Moyo criticises Zimbabwe's draft constitution
Moyo has launched a strident critique has come just ahead of the country’s upcoming elections, the date of which is yet to be determined.
A draft constitution, released on July 19 by the select committee of Parliament on the New Constitution (Copac) is currently awaiting approval from the three political parties at the negotiating table, Zanu-PF, and two formations of the MDC: the MDC and MDC-T.
While the MDC’s Morgan Tsvangarai is reported to have said on Saturday that the draft constitution is "the best document so far since 1896", Moyo said at a briefing convened by the Institute of Democracy in South Africa (Idasa) on Tuesday that, "this is not a draft constitution, it is a political pamphlet".
He described the document as a collation and cut and paste of ideas from the constitutions of various other countries, from South Sudan, Kenya to South Africa. His chief complaint against the draft is the extent of separation of powers it envisages.

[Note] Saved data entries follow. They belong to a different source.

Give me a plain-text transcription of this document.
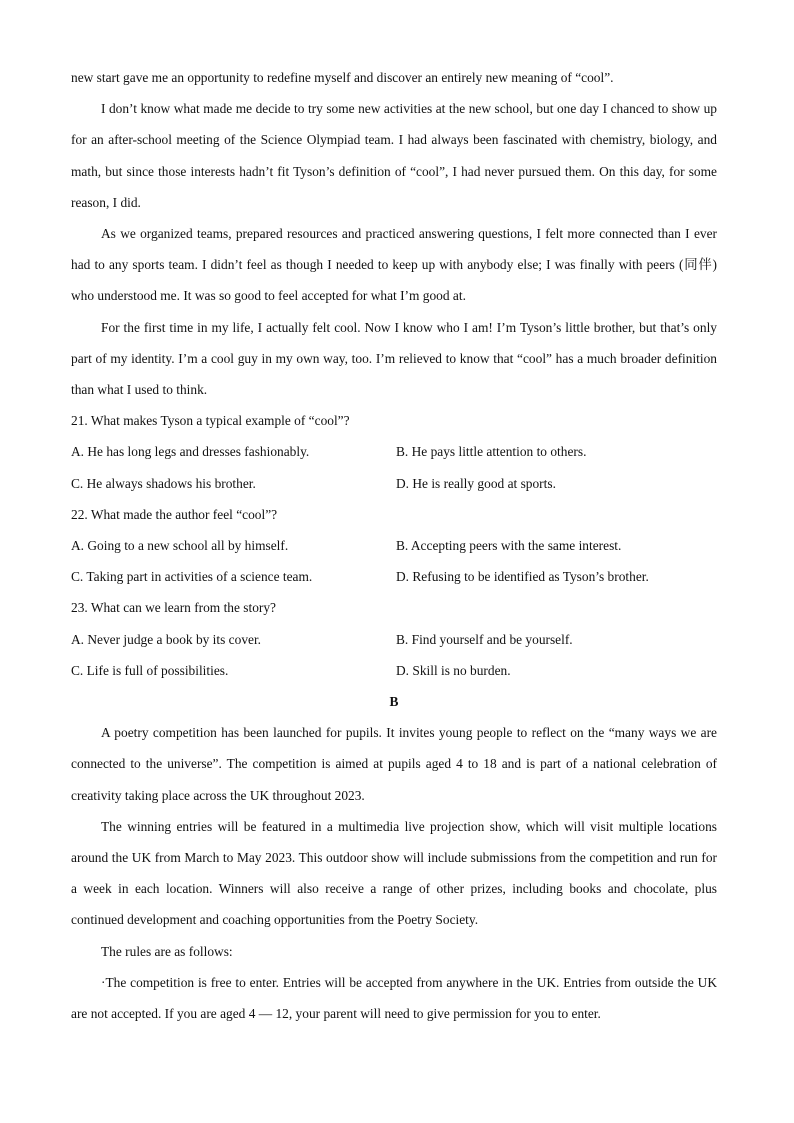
new start gave me an opportunity to redefine myself and discover an entirely new meaning of “cool”.

I don’t know what made me decide to try some new activities at the new school, but one day I chanced to show up for an after-school meeting of the Science Olympiad team. I had always been fascinated with chemistry, biology, and math, but since those interests hadn’t fit Tyson’s definition of “cool”, I had never pursued them. On this day, for some reason, I did.

As we organized teams, prepared resources and practiced answering questions, I felt more connected than I ever had to any sports team. I didn’t feel as though I needed to keep up with anybody else; I was finally with peers (同伴) who understood me. It was so good to feel accepted for what I’m good at.

For the first time in my life, I actually felt cool. Now I know who I am! I’m Tyson’s little brother, but that’s only part of my identity. I’m a cool guy in my own way, too. I’m relieved to know that “cool” has a much broader definition than what I used to think.

21. What makes Tyson a typical example of “cool”?

A. He has long legs and dresses fashionably.	B. He pays little attention to others.
C. He always shadows his brother.	D. He is really good at sports.

22. What made the author feel “cool”?

A. Going to a new school all by himself.	B. Accepting peers with the same interest.
C. Taking part in activities of a science team.	D. Refusing to be identified as Tyson’s brother.

23. What can we learn from the story?

A. Never judge a book by its cover.	B. Find yourself and be yourself.
C. Life is full of possibilities.	D. Skill is no burden.

B

A poetry competition has been launched for pupils. It invites young people to reflect on the “many ways we are connected to the universe”. The competition is aimed at pupils aged 4 to 18 and is part of a national celebration of creativity taking place across the UK throughout 2023.

The winning entries will be featured in a multimedia live projection show, which will visit multiple locations around the UK from March to May 2023. This outdoor show will include submissions from the competition and run for a week in each location. Winners will also receive a range of other prizes, including books and chocolate, plus continued development and coaching opportunities from the Poetry Society.

The rules are as follows:

·The competition is free to enter. Entries will be accepted from anywhere in the UK. Entries from outside the UK are not accepted. If you are aged 4 — 12, your parent will need to give permission for you to enter.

While cloaking reform in language of an administrative "devolution of powers," the draft curtails the powers of the executive in relation to the legislature and judiciary. It also limits central control at a regional level.
"While recognising that Zimbabwe is a unitary state, it proceeds to turn it into a federal state," he said.
Moyo believes federal states are only workable where the central state was formed from regional political entities such as in the United States. But in Zimbabwe, provinces were created by the state as administrative regions.
Moyo also criticised the continued presence of the Southern African Development Community (SADC) in the coalition government. He compared it to a marriage counsellor who refuses to leave the bedroom of a couple that he has just advised. "The relationship has not been consummated because there is a stranger in the bedroom," he said.
He contrasted this interventionist style with Kofi Annan’s efforts to form a unity government in Kenya in 2008. After setting up the government, Annan rightly left Kenya to "get on with governance".
Moyo attacked the informal negotiating forum of the country's Global Political Agreement as having undermined institutional structures of governance. Because high level political discussions by-passed Cabinet, the ministries and parastatals ordinarily guided by it have been running on "autopilot".
"We have become a do-it-yourself society," he said.
Moyo conceded to faction-like differences within Zanu-PF. But he said that the party’s liberation movement ideology inevitably promotes unity. "If we were a party of factions," he said, "we would not spend 18 hours on this issue because there would be blood on the floor."
But Moyo praised the agreement's role in the relationship shift between the three political parties from one of "sworn enemies to political opponents". He said this redefined relationship holds promising prospects for the smooth running of the upcoming national elections.
Moyo said Zanu-PF would like elections to be held sooner rather than later. He cited as reasons to have the elections quite soon, "the need to resolve the dysfunctionality of the political agreement and to avoid the rainy months of March".